Ballpark figures: Analyzing MLB baseball attendance
It is springtime in the U.S., which suggests anything as American as apple pie is again: baseball. And due to the fact there is all kinds of fantastic facts close to one particular of the country’s excellent pastimes, we made a decision for this week’s publish to appear at Important League Baseball (MLB) attendance figures from the past 20 yrs, which is printed on many internet sites which includes the 1 we utilized to get the information you’ll locate in the charts beneath: ESPN.com.
To accumulate the attendance facts from ESPN, we used Jupyter Workspaces (at present in beta in Domo) and the Python package Wonderful Soup to parse the HTML. And considering that Domo can now program code in Jupyter Workspaces to run on a standard program, you can be confident that this page will keep on to update with the 2022 information.
The 1st matter you are going to in all probability detect when seeking at the information is that 2020 is missing. That’s since, because of to the pandemic, baseball was performed without the need of fans that 12 months. There was a bit of a return to normalcy in 2021, but it wasn’t until this time that all spectating limits were being lifted, so it will be interesting to observe how attendance rebounds (although, in comprehensive transparency, we only have the data for comprehensive yrs proper now, so we are not capturing any knowledge linked to seasonality, this sort of as how weather conditions or a team’s position in the playoff race impacts ticket revenue).
A single fantastic way to critique this info is with an outdated favourite of a lot of information experts: a box and whisker plot. The chart reveals the minimal and optimum normal attendance for each and every crew in the whiskers (the leading and base strains). I have sorted this to show the group with the highest peak attendance 12 months on the remaining, and the least expensive on the ideal:
In which the visualization gets more fascinating for me is with the box things. Each box demonstrates the place amongst 25th and 75th percentiles, which is intended to replicate how substantially a team’s attendance has swung more than the yrs. The greater containers inform me individuals groups (these as Philadelphia and Detroit) have experienced some great a long time for attendance and some not so fantastic yrs. Smaller containers (these as Boston) say that a team has been very consistent in its attendance quantities. We have also filtered the chart for pre-pandemic many years only considering the fact that 2021 (and to a lesser extent partial 2022 info) skews the data.

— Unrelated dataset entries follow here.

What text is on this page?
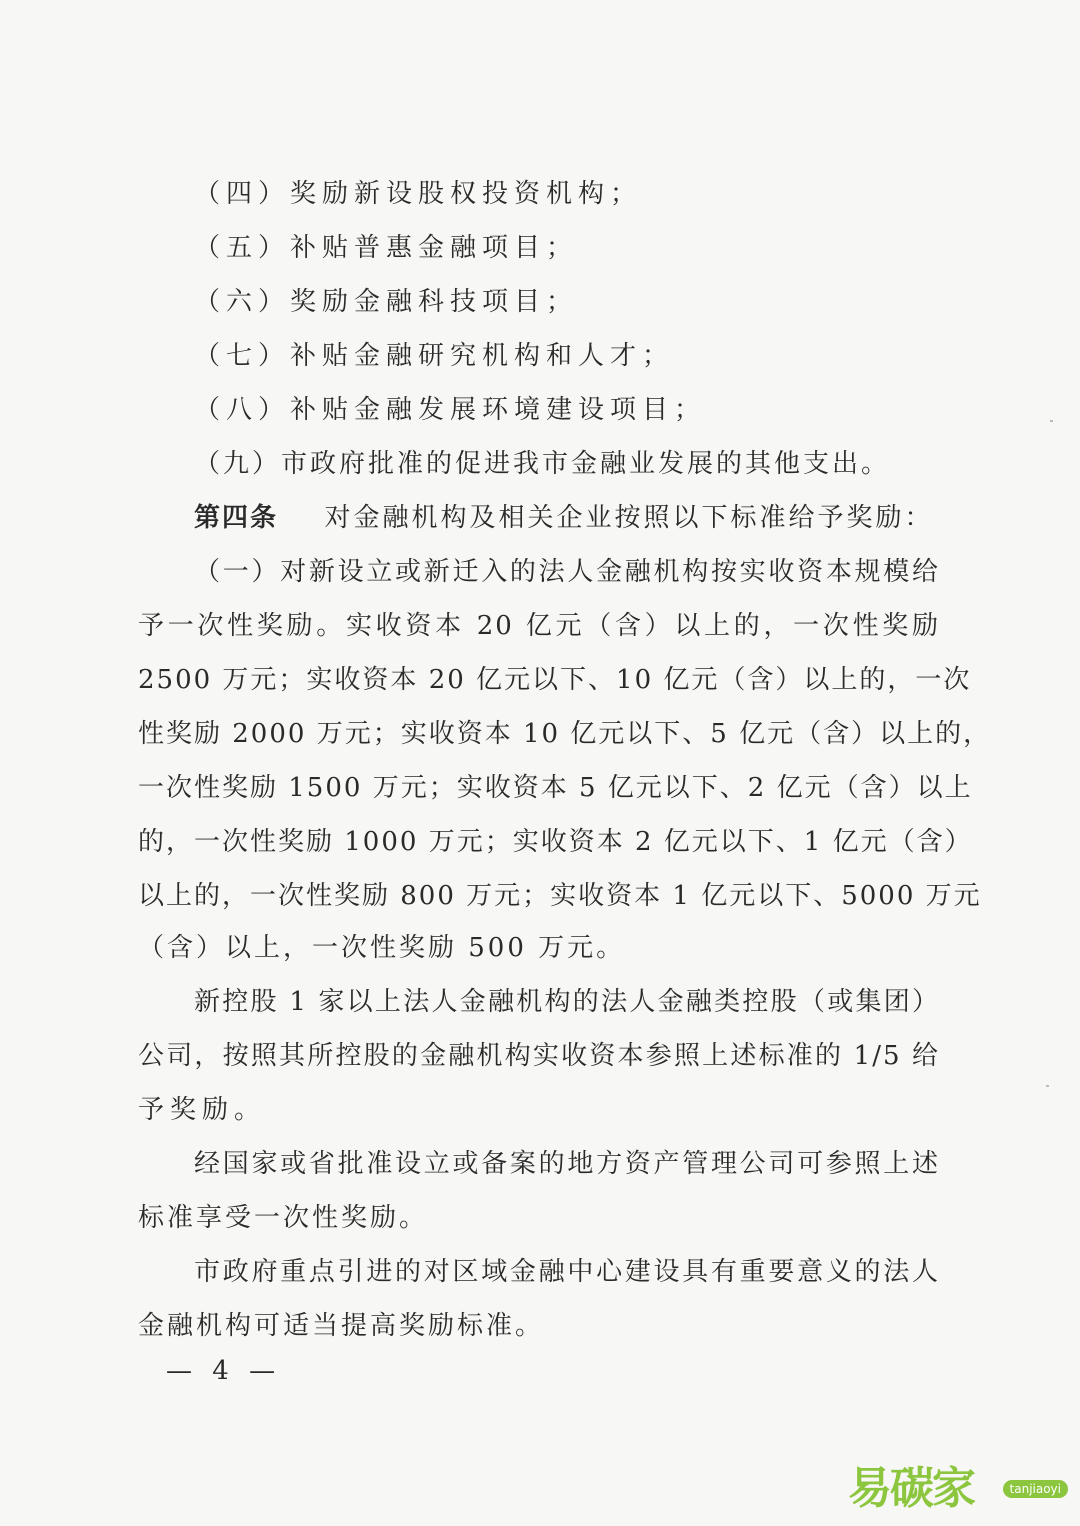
（四）奖励新设股权投资机构；
（五）补贴普惠金融项目；
（六）奖励金融科技项目；
（七）补贴金融研究机构和人才；
（八）补贴金融发展环境建设项目；
（九）市政府批准的促进我市金融业发展的其他支出。
第四条 对金融机构及相关企业按照以下标准给予奖励：
（一）对新设立或新迁入的法人金融机构按实收资本规模给
予一次性奖励。实收资本 20 亿元（含）以上的，一次性奖励
2500 万元；实收资本 20 亿元以下、10 亿元（含）以上的，一次
性奖励 2000 万元；实收资本 10 亿元以下、5 亿元（含）以上的，
一次性奖励 1500 万元；实收资本 5 亿元以下、2 亿元（含）以上
的，一次性奖励 1000 万元；实收资本 2 亿元以下、1 亿元（含）
以上的，一次性奖励 800 万元；实收资本 1 亿元以下、5000 万元
（含）以上，一次性奖励 500 万元。
新控股 1 家以上法人金融机构的法人金融类控股（或集团）
公司，按照其所控股的金融机构实收资本参照上述标准的 1/5 给
予奖励。
经国家或省批准设立或备案的地方资产管理公司可参照上述
标准享受一次性奖励。
市政府重点引进的对区域金融中心建设具有重要意义的法人
金融机构可适当提高奖励标准。
— 4 —
易碳家	tanjiaoyi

An different solution to knowledge how teams rank in attendance is to develop indexes of exactly where a team’s attendance stands relative to the complete MLB average—which is what we have performed right underneath. Dark blue boxes necessarily mean that a group is well earlier mentioned the typical, whilst dim orange containers necessarily mean that a team is perfectly beneath the regular. You can use the filters to glance at whatsoever league, division, crew(s), or year(s) you are intrigued in:
Lengthy-time Domo buyers may possibly be searching at these indexes and contemplating that I did some pre-calculation in a Magic ETL or a Dataset View. It’s real that accomplishing calculations on these types of whole levels usually require pre-calculation. But if I did that, it would be really hard to let for the yr filter. So, the secret is out: With Domo’s new Mounted beast modes (at present in beta), you can do Preset amount of element capabilities ideal in a beast mode. For the higher than “Index to League Avg”, this is the calculation:

You can see there are two items occurring below. First, when I have the SUM Fastened by League, then it is summing throughout all values with the similar league as the row I am on. That lets me to get that league overall we will need for the denominator of the index. Next, it is working with FILTER Permit to tell Domo that filters on Year can impression the Fixed functions. There are choices for FILTER Allow, FILTER DENY, and FILTER NONE.
Here’s just one previous example of how useful the Set with FILTER DENY can be. The bar charts below are defaulted to the New York Yankees (my boss’ most loved crew). The to start with chart is not working with Set, so when I filter for the Yankees, the Min, Max, and Median fields become meaningless due to the fact they get filtered to be the identical as the chosen staff. The 2nd chart makes use of Fixed and DENY on group identify so that the Min, Max, and Median continue to be as references to the key common, which is for the Yankees.
A person of the points I love—and also at moments find maddening—about exploring new details is that there is normally far more to check out. As I worked on this publish, I understood that it would be pretty fascinating to provide in teams’ win/loss documents as very well as information on stadium capability. But then I imagined: Let us probably help you save that for a upcoming put up.